A efetivação de direitos de cidadania para povos indígenas pressupõe o reconhecimento de sua autonomia, enquanto coletividades diferenciadas. Assim a participação indígena na construção de políticas públicas diferencia-se de outros grupos sociais à medida que é representativa de coletividades com especificidades que as distinguem da sociedade nacional.

 A Funai, enquanto órgão coordenador da política indigenista, é membro ou acompanha, e fomenta a participação de povos e representantes indígenas em instâncias de participação, monitoramento e controle social de políticas com interfaces com políticas indigenistas, ou seja, que afetam, ou interessam ou contemplam povos e terras indígenas. 

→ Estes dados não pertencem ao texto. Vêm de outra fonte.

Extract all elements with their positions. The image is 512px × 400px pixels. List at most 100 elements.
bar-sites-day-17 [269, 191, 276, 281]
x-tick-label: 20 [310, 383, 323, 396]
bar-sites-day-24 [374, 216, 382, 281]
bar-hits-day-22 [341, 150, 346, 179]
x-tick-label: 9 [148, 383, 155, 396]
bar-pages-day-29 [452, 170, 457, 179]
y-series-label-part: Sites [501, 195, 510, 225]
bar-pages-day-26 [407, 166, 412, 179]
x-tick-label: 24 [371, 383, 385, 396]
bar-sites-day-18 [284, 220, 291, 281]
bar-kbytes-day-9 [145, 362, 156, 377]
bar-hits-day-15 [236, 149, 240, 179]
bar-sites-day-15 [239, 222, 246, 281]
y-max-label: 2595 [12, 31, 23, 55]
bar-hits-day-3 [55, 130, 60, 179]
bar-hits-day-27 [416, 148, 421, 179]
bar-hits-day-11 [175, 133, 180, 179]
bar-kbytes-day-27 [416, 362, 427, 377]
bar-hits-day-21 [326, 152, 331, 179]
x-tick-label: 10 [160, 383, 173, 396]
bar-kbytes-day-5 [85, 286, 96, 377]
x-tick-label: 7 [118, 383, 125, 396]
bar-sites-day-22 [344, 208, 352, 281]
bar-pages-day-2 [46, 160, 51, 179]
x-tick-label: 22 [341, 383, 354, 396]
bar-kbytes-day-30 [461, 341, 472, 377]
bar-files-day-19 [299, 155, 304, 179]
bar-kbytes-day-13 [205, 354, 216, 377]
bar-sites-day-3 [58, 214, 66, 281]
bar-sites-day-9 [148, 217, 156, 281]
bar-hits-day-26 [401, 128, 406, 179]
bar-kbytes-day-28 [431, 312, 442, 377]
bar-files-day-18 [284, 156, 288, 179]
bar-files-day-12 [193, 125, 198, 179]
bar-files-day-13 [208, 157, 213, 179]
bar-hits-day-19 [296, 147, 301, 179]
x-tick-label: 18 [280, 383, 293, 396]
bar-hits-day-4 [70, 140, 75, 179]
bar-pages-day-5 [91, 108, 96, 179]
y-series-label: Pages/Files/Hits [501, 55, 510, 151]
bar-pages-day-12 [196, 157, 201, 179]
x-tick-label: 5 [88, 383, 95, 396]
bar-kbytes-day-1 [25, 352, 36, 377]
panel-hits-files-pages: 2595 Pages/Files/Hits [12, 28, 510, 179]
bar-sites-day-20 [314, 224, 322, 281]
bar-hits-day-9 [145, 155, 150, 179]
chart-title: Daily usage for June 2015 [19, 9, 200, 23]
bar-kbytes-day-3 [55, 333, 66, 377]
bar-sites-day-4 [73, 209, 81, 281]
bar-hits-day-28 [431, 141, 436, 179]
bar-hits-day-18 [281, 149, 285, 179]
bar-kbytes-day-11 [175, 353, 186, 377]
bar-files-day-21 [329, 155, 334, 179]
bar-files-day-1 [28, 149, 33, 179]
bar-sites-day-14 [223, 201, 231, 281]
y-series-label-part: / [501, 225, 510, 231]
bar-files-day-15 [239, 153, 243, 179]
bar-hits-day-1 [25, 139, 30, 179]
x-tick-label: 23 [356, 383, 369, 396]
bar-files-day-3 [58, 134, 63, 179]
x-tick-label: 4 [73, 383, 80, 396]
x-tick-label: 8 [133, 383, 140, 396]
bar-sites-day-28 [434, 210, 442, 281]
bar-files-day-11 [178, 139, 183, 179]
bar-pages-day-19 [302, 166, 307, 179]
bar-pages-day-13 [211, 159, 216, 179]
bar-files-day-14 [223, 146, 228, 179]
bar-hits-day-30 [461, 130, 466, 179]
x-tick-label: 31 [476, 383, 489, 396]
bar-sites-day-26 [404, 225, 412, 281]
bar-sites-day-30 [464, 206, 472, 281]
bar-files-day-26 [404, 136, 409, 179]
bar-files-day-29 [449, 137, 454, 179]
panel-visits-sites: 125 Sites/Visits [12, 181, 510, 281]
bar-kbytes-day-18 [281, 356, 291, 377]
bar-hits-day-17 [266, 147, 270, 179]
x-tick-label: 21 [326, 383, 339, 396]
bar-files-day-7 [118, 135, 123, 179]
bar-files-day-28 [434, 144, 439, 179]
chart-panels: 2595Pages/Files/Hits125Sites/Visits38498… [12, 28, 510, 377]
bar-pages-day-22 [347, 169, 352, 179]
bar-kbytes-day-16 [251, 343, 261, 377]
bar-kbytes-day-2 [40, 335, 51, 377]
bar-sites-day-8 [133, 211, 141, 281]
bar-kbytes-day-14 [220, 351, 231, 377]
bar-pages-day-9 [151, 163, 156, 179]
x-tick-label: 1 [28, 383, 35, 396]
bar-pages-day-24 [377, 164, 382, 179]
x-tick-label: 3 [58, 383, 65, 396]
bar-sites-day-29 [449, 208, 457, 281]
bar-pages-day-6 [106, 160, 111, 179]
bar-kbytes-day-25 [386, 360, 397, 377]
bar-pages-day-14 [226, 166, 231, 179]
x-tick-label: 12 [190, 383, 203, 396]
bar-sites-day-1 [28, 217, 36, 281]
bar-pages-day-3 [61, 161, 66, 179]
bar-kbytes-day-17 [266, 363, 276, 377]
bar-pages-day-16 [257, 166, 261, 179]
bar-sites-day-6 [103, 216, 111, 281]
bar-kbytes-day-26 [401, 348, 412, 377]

Além dos mecanismos de garantia da participação cidadã aos povos indígenas, a Convenção 169 da OIT e o ordenamento jurídico em vigor determinam que sempre que medidas legislativas ou administrativas afetarem povos indígenas, estes deverão ser consultados mediante procedimentos adequados. Trata-se do direito de consulta livre, prévia e informada.

 A consulta não se confunde nem substitui os espaços de participação cidadã, mas diz respeito ao diálogo de boa-fé que o Estado, por meio dos órgãos de governo e do poder legislativo, deve ter com os povos indígenas a fim de que suas especificidades e seus modos de vida sejam conhecidos e considerados na tomada de decisão pelos poderes Executivos e Legislativo, no âmbito de suas competências.

 A Funai promove ações de formação e informação sobre a Convenção 169 da OIT e sobre o direito de participação e consulta e acompanha processos específicos de consultas em medidas administrativas ou legislativas, sob responsabilidade dos órgãos tomadores de decisão, assessorando os povos indígenas e os entes públicos no diálogo intercultural.

Nesse sentido, o presente serviço tem a finalidade de apoiar, facilitar e garantir a participação efetiva dos povos indígenas nos processos de tomadas de decisão do Estado, relativos à políticas e iniciativas que os afetem direta ou indiretamente. Os protocolos devem refletir as formas próprias de organização social de cada povo e estabelecer as normas pelas quais o povo deve ser consultado.